六本木にあるルイーダの酒場、マキ学長はもう5回くらいいったんですが、とってもたのしいですね。
うふふ
ドラクエナイズされたメニューはどれもすごく凝ってて、そのくせ味もかなり美味しいのだ。
ももんじゃのアイストリュフ830ゴールド
(画像引用:ルイーダの酒場公式サイト)
あと、店員さんがいちいちドラクエ詳しいのもいいですよねえ…。
冬場、コートを着て行ったりすると、「防具をおあずかりしましょうか?」とか聞いてくれるあたりとってもグッドー。
さて、ルイーダの酒場に行くと、堀井雄二さんの格言「人生はロールプレイング」が書かれたサイン色紙が飾ってあるので、訪れるたびに友人たちと「オオーっほんものだー」つって、ひざまずいて礼拝をおこないます。
ハハーッ
ん?
「人生はロールプレイング」ってどういう意味よ。
わかるようで、考えようとすると、よくわからんな。
ルイーダ行くたびにいつも引っかかっていたんですが、ご飯の美味しさと、ドラクエトークの楽しさに、そんなことすっかり忘れてご帰宅するのがいつものぱたーん!
なので、今日ふいに思い出したついでに、学長なりの解釈を書いておこうかなって。
ではまず、ロールプレイということばの意味を確認してみたいと思います。
広辞苑にはロール・プレーイングという、なんでそこを伸ばしたのか?という謎の表記で書かれていました。
ロール・プレーイング
「ある場面を設定し、定められた役割を演じること。学習・心理療法などで行う。
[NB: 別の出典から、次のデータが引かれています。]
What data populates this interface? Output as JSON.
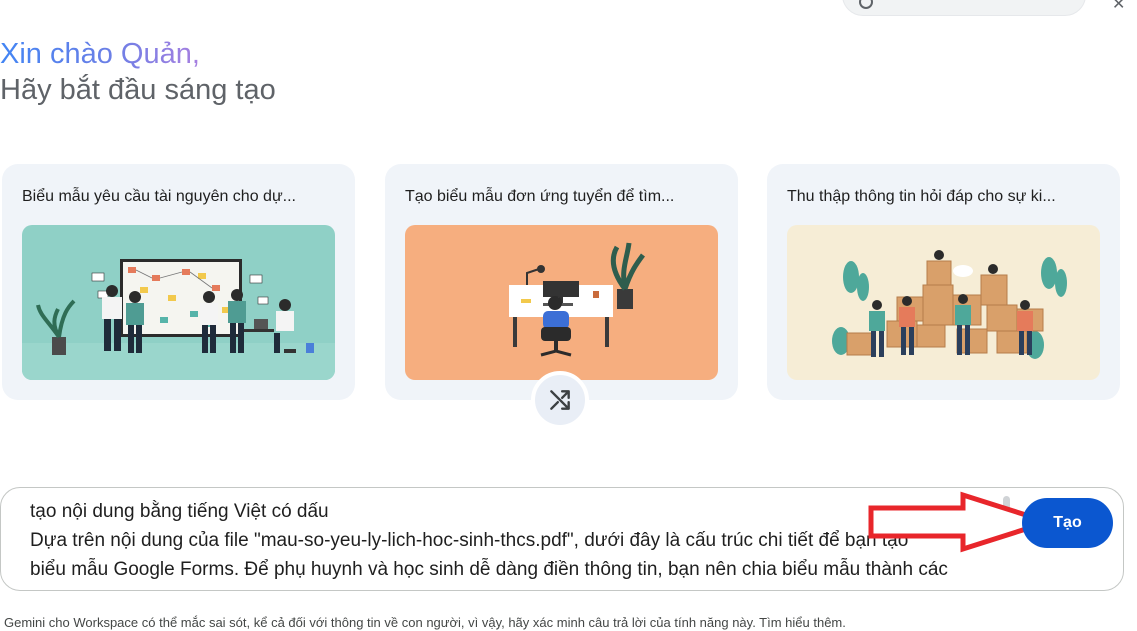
{
  "greeting": {
    "hello": "Xin chào Quản,",
    "subtitle": "Hãy bắt đầu sáng tạo"
  },
  "cards": [
    {
      "title": "Biểu mẫu yêu cầu tài nguyên cho dự...",
      "image": "office-whiteboard-illustration"
    },
    {
      "title": "Tạo biểu mẫu đơn ứng tuyển để tìm...",
      "image": "desk-workspace-illustration"
    },
    {
      "title": "Thu thập thông tin hỏi đáp cho sự ki...",
      "image": "warehouse-boxes-illustration"
    }
  ],
  "shuffle": {
    "icon": "shuffle-icon"
  },
  "prompt": {
    "lines": [
      "tạo nội dung bằng tiếng Việt có dấu",
      "Dựa trên nội dung của file \"mau-so-yeu-ly-lich-hoc-sinh-thcs.pdf\", dưới đây là cấu trúc chi tiết để bạn tạo",
      "biểu mẫu Google Forms. Để phụ huynh và học sinh dễ dàng điền thông tin, bạn nên chia biểu mẫu thành các"
    ]
  },
  "create_button": {
    "label": "Tạo"
  },
  "disclaimer": "Gemini cho Workspace có thể mắc sai sót, kể cả đối với thông tin về con người, vì vậy, hãy xác minh câu trả lời của tính năng này. Tìm hiểu thêm.",
  "colors": {
    "accent": "#0b57d0",
    "card_bg": "#f0f4f9",
    "arrow": "#e8262b"
  }
}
」
(広辞苑2008年第六版)
わかりやすくするために、例を考えてみましょう。
社会人の場合、もっともなじみがあるロールプレイングは、新入社員研修ではないでしょうか。
Roleは「役割」という意味で、Playはこの場合「遊ぶ」ではなく、「演じる」と訳します。
コンビニの新人バイトAが店員の役、バイトBがお客さん役を演じて、レジでの接客を学ぶ場面なんかを想像すると分かりやすいですね。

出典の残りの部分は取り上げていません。